Olivier Blond : Le bilan est nul, comme on pouvait s’y attendre. Il s’agit encore d’un moment de communication du président de la République, qui cherche à s’afficher sur la scène internationale. II y a très peu d’annonce concrète : pas de restructuration de la dette globale même s’il y un geste pour la Zambie, pas d’accord sur les financements (la proposition de nouvelle taxe sur les transports maritimes n’a pas abouti) même s’il y a un accord énergétique pour le Sénégal. Les pays du Sud repartent les mains presque vides, même s’ils en ont profité pour faire entendre leur voix et pour afficher leur volonté de changer les règles du jeu.

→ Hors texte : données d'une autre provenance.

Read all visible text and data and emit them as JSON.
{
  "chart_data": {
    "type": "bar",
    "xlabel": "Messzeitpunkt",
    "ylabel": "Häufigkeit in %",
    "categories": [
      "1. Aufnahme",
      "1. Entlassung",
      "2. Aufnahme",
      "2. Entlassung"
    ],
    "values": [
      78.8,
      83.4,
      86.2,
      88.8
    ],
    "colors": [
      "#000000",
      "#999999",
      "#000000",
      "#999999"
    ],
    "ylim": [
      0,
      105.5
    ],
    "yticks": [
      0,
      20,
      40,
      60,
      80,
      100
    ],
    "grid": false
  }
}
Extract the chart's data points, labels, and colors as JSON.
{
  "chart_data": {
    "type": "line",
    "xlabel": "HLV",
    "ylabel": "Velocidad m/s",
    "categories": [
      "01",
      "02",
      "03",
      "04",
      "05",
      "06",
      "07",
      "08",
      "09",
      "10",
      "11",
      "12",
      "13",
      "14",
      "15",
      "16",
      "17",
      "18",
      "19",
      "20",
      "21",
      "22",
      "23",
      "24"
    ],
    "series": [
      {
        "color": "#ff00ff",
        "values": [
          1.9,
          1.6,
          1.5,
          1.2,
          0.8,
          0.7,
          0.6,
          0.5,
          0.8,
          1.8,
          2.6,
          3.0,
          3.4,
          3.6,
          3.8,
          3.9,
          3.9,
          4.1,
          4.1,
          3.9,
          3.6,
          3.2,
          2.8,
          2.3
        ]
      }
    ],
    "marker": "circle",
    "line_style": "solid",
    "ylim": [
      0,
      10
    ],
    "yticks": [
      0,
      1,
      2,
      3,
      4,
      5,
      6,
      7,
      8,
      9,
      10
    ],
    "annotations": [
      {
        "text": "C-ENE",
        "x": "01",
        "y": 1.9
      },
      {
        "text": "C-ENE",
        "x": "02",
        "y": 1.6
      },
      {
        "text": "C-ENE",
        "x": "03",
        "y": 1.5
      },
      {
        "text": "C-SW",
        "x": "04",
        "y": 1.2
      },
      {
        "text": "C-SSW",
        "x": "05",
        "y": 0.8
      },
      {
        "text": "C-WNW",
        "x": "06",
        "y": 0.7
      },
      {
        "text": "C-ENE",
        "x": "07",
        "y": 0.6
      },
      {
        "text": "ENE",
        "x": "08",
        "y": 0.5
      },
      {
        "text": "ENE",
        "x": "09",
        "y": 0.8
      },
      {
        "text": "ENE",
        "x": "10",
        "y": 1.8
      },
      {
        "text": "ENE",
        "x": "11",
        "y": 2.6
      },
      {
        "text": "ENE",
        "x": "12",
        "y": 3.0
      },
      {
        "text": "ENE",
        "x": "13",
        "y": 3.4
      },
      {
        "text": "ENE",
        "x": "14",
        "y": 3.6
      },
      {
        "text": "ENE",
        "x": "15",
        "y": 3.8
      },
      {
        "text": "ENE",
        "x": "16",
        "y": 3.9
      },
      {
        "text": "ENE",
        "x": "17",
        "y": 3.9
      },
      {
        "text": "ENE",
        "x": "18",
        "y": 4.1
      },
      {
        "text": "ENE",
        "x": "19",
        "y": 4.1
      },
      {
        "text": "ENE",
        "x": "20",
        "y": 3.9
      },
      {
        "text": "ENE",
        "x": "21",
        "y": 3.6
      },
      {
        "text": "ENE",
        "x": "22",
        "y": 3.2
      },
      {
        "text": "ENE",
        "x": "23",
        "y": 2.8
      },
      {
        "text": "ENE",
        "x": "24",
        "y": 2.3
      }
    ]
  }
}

Quel est le potentiel de renouvelables de l’Afrique si elle réussissait sa transition ? 

Le potentiel renouvelable de l’Afrique est gigantesque, mais pour l’instant ce n’est qu’un potentiel. Le gisement solaire est parfois évalué à l’équivalent de dizaines de milliers de centrales nucléaires. Il y a 10 ans, Jean-Louis Borloo avait créé une fondation pour « électrifier l’Afrique en 10 ans ». Mais le bilan est maigre. Le potentiel hydraulique est lui aussi considérable avec par exemple le projet de barrage du grand Inga, sur le fleuve Congo en RDC : ce pourrait être le plus important barrage du monde, devant celui des trois gorges en Chine – mais cela n’avance pas beaucoup non plus. La géothermie est très importante également, en particulier dans la corne de l’Afrique, dans la vallée du Rift. Il commence à être exploité au Kenya, qui est devenu le leader continental en la matière. Pour les agrocarburants, les ressources agricoles sont déjà sous tension et des projets internationaux qui sont perçus – parfois avec raison - comme un accaparement des terres.… Il y a un grand potentiel, mais peu de réalisations.

Pour autant, dans quelle mesure est-ce illusoire de croire que l’Afrique pourrait faire sa transition énergétique de la même manière que l’Occident l’a fait ?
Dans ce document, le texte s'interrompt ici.